[Relay][Frontend][QNN] fix access `param_debug_name_map` to node output name in fx-quantized graph node replacement #16217

PineApple777 · 2023-12-08T10:38:30Z

This PR solves the problem of not finding the key of param_debug_name_map with "name", an attribute of prim::GetAttr, when inline_input_quant_params_for_fx replacing prim::GetAttr with prim::Constant. This problem occurs when the model is quantized by each sub-models with quantize_fx, and the zero point and scale variable names are different from the name, the attribute of prim::GetAttr.
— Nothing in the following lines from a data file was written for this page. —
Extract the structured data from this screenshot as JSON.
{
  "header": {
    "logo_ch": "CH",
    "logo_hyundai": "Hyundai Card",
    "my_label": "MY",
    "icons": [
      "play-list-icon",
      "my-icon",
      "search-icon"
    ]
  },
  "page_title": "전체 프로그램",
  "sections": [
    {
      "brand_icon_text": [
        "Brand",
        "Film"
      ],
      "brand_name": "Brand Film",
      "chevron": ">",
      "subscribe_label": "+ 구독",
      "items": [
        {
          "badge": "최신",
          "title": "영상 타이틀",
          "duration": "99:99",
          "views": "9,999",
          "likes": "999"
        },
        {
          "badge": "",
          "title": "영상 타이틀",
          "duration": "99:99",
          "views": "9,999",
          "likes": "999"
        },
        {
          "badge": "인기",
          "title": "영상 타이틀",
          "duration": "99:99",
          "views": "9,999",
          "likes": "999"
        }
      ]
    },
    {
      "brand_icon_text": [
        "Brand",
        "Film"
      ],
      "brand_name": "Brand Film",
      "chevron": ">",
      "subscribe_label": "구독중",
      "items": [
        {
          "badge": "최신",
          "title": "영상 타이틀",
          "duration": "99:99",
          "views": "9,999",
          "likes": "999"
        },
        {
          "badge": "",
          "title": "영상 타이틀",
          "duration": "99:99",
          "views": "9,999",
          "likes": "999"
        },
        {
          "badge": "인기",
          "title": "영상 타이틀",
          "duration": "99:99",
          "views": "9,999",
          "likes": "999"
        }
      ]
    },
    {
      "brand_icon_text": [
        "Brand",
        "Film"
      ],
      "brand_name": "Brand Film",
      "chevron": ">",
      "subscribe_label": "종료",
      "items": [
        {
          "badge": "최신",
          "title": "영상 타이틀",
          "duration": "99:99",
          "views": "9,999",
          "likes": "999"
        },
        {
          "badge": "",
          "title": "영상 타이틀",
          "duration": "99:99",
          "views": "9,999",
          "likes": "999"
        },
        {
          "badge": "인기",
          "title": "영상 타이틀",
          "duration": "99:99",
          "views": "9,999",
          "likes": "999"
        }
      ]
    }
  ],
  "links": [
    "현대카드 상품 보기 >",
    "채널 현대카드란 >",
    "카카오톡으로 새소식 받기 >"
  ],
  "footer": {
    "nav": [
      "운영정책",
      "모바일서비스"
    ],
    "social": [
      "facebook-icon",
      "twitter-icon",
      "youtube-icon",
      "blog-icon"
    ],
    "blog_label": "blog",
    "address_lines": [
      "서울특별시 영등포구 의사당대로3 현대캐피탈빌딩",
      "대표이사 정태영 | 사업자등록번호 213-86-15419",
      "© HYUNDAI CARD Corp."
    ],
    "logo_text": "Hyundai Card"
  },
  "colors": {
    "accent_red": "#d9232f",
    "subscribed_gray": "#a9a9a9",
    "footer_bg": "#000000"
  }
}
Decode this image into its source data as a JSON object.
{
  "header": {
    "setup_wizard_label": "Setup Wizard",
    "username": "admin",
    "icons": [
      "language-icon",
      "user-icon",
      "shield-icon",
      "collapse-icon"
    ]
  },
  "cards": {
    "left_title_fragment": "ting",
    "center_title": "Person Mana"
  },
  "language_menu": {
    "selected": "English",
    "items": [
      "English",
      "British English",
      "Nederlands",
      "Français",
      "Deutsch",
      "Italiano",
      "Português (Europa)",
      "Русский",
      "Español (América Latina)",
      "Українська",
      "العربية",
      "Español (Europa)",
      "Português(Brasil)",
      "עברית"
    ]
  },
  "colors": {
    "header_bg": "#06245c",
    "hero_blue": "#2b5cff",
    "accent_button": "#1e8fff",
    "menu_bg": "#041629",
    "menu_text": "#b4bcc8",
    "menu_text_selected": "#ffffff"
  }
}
To solve this, when modifying all prim::GetAttr to prim::Constant, modify to access param_debug_name_map by using the node.output.debugName() . The reason is that nodes.output().debugName() as shown pattern like .<number> at the end of their names, which distinguishes same name and that can be found in param_debug_name_map

simple example

import torch
import tvm.relay as relay
from torch.ao.quantization import quantize_fx, get_default_qconfig_mapping, get_default_qconfig

class SimpleExample(torch.nn.Module):
    def __init__(self, in_feature, out_feature):
        super(SimpleExample, self).__init__()
        self.simple_dense_1 = torch.nn.Linear(in_feature, out_feature)
        self.simple_dense_2 = torch.nn.Linear(out_feature, out_feature)
        
    def forward(self, x):
        x = self.simple_dense_1(x)
        x = self.simple_dense_2(x)
        return x
    
class SimpleModel(torch.nn.Module):
    def __init__(self):
        super(SimpleModel, self).__init__()
        self.layer = torch.nn.ModuleList()
        self.layer.append(SimpleExample(128, 128))
        self.layer.append(SimpleExample(128, 128))
        self.layer.append(SimpleExample(128, 128))

    def forward(self, x):
        x = self.layer[0](x)
        x = self.layer[1](x)
        x = self.layer[2](x)
        return x
    
model = SimpleModel()
random_sample = torch.randn([128, 128])

default_qconfig_mapping = get_default_qconfig_mapping()
qconfig = get_default_qconfig()
default_qconfig_mapping.set_global(qconfig)

# quantize per layer
for child_names, child_mods in model.named_children():
    for child_name, child_mod in child_mods.named_children():
        mod_int8 = quantize_fx.prepare_fx(child_mod, qconfig_mapping=default_qconfig_mapping, example_inputs=random_sample)
        qmod = quantize_fx.convert_fx(mod_int8, qconfig_mapping=default_qconfig_mapping)
        model.layer[int(child_name)] = qmod

# simple random data calibrate
for i in range(100):
    calib_sample = torch.randn([128, 128])
    model(calib_sample)

scripted_model = torch.jit.trace(model, example_inputs=random_sample)

input_infos = [
    ("x", ([128, 128], "float32"))
]
tvm_model = relay.frontend.from_pytorch(scripted_model, input_infos=input_infos, keep_quantized_weight=True)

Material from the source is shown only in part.